When we’re talking in terms of writing and storytelling, eldritch creatures reflect the characters and world around them. If it’s a location, the set is designed, lit, and decorated so that it reflects someone or something; if it’s a character, they mirror themes or arcs.
This is why @floralmotif and I lovingly call two of the recurring sets Eldritch Monstrosities (the Bunker and one particular Diner). The Bunker has internal illogical inconsistencies, and the diner has showed up at least from s4 to s12; most of the time the sets are identical, but the ways that they are altered/redecorated/relit act as emotional mirrors for the characters present, to an even greater extent than normal sets. (This kind of mirroring does not happen in the ‘Hell’ set, ever, or Bobby’s house, or any of the other handful of recurring sets we visit). It’s an extension of how the show naturally uses set design (like the ever-popular beer signs), they just spill over into this category because at some point their use/reuse passed the realm of logic and went full “okay how the hell does this even work in-universe.”
Amara was a mirror for Dean; a being consumed by rage because of loss, fighting to reconcile disparate parts of themself into one cohesive whole, who was searching for emotional completion (in all the wrong places).
Jack fully qualifies as an Eldritch Monstrosity, both in power scope and in how he functions in the story. He’s the ultimate mirror right now; whenever he’s with a character he ends up reflecting their emotions, and he’s also mirroring a bunch of individual arcs all at once. His powers and true nature are outside of everyone’s understanding right now; only the fact that he’s limited (and adorable) keeps him from appearing ridiculously terrifying.

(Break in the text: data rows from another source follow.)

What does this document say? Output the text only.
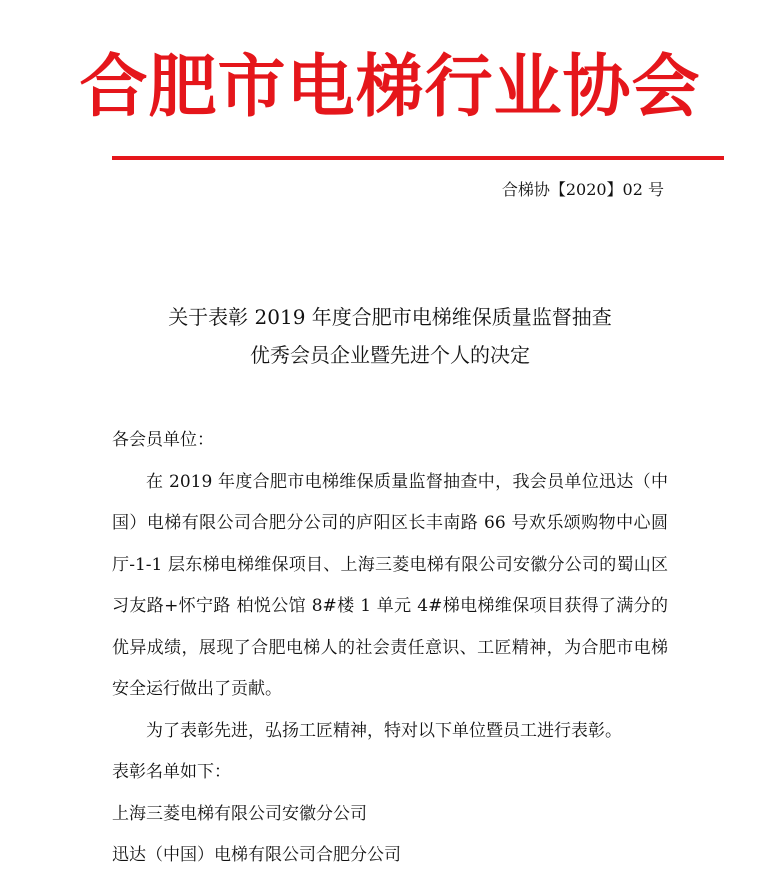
合肥市电梯行业协会
合梯协【2020】02 号
关于表彰 2019 年度合肥市电梯维保质量监督抽查
优秀会员企业暨先进个人的决定

各会员单位：

在 2019 年度合肥市电梯维保质量监督抽查中，我会员单位迅达（中国）电梯有限公司合肥分公司的庐阳区长丰南路 66 号欢乐颂购物中心圆厅-1-1 层东梯电梯维保项目、上海三菱电梯有限公司安徽分公司的蜀山区习友路+怀宁路 柏悦公馆 8#楼 1 单元 4#梯电梯维保项目获得了满分的优异成绩，展现了合肥电梯人的社会责任意识、工匠精神，为合肥市电梯安全运行做出了贡献。

为了表彰先进，弘扬工匠精神，特对以下单位暨员工进行表彰。

表彰名单如下：

上海三菱电梯有限公司安徽分公司

迅达（中国）电梯有限公司合肥分公司
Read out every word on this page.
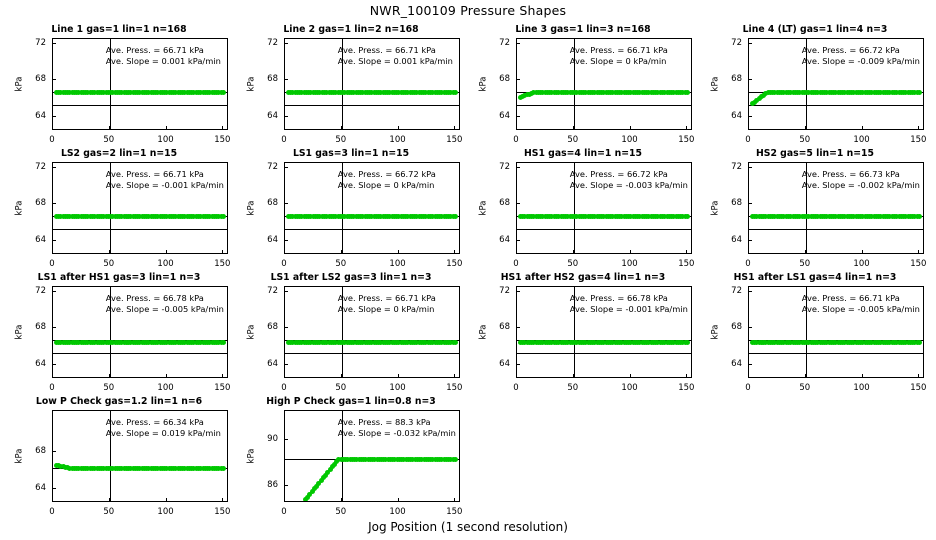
NWR_100109 Pressure Shapes
Jog Position (1 second resolution)
Line 1 gas=1 lin=1 n=168
kPa
Ave. Press. = 66.71 kPa
Ave. Slope = 0.001 kPa/min
64
68
72
0	50	100	150
Line 2 gas=1 lin=2 n=168
kPa
Ave. Press. = 66.71 kPa
Ave. Slope = 0.001 kPa/min
64
68
72
0	50	100	150
Line 3 gas=1 lin=3 n=168
kPa
Ave. Press. = 66.71 kPa
Ave. Slope = 0 kPa/min
64
68
72
0	50	100	150
Line 4 (LT) gas=1 lin=4 n=3
kPa
Ave. Press. = 66.72 kPa
Ave. Slope = -0.009 kPa/min
64
68
72
0	50	100	150
LS2 gas=2 lin=1 n=15
kPa
Ave. Press. = 66.71 kPa
Ave. Slope = -0.001 kPa/min
64
68
72
0	50	100	150
LS1 gas=3 lin=1 n=15
kPa
Ave. Press. = 66.72 kPa
Ave. Slope = 0 kPa/min
64
68
72
0	50	100	150
HS1 gas=4 lin=1 n=15
kPa
Ave. Press. = 66.72 kPa
Ave. Slope = -0.003 kPa/min
64
68
72
0	50	100	150
HS2 gas=5 lin=1 n=15
kPa
Ave. Press. = 66.73 kPa
Ave. Slope = -0.002 kPa/min
64
68
72
0	50	100	150
LS1 after HS1 gas=3 lin=1 n=3
kPa
Ave. Press. = 66.78 kPa
Ave. Slope = -0.005 kPa/min
64
68
72
0	50	100	150
LS1 after LS2 gas=3 lin=1 n=3
kPa
Ave. Press. = 66.71 kPa
Ave. Slope = 0 kPa/min
64
68
72
0	50	100	150
HS1 after HS2 gas=4 lin=1 n=3
kPa
Ave. Press. = 66.78 kPa
Ave. Slope = -0.001 kPa/min
64
68
72
0	50	100	150
HS1 after LS1 gas=4 lin=1 n=3
kPa
Ave. Press. = 66.71 kPa
Ave. Slope = -0.005 kPa/min
64
68
72
0	50	100	150
Low P Check gas=1.2 lin=1 n=6
kPa
Ave. Press. = 66.34 kPa
Ave. Slope = 0.019 kPa/min
64
68
0	50	100	150
High P Check gas=1 lin=0.8 n=3
kPa
Ave. Press. = 88.3 kPa
Ave. Slope = -0.032 kPa/min
86
90
0	50	100	150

And now, again, we have the Empty. We have a being/location that automatically qualifies as an Eldritch Monstrosity by its nature (the anthropomorphic personification of the Void wants to have a nap), that is reflecting and mirroring the emotions of a character. Only this time it’s explicit: the Empty is an actual dark pit of despair, beating Cas over the head with his failures and fears and all the reasons he blames himself; telling him to give in to the darkness, to sleep, to stop fighting. It’s the physical manifestation of his depression.
I don’t know if the Empty will return: I hope it will, in some form or fashion. I hope there are other things out there in the dark. I really really hope my other crazy theory is right, and that Amara, Death, Billie, and the Empty are all aspects of the same Dark Being. But for now, it’s served its purpose. We’ve gained another layer of scope, which is crucial for a soft reboot like s13 is, and the Anthropomorphic Personification of Cas’ depression tried to beat him into submission and failed.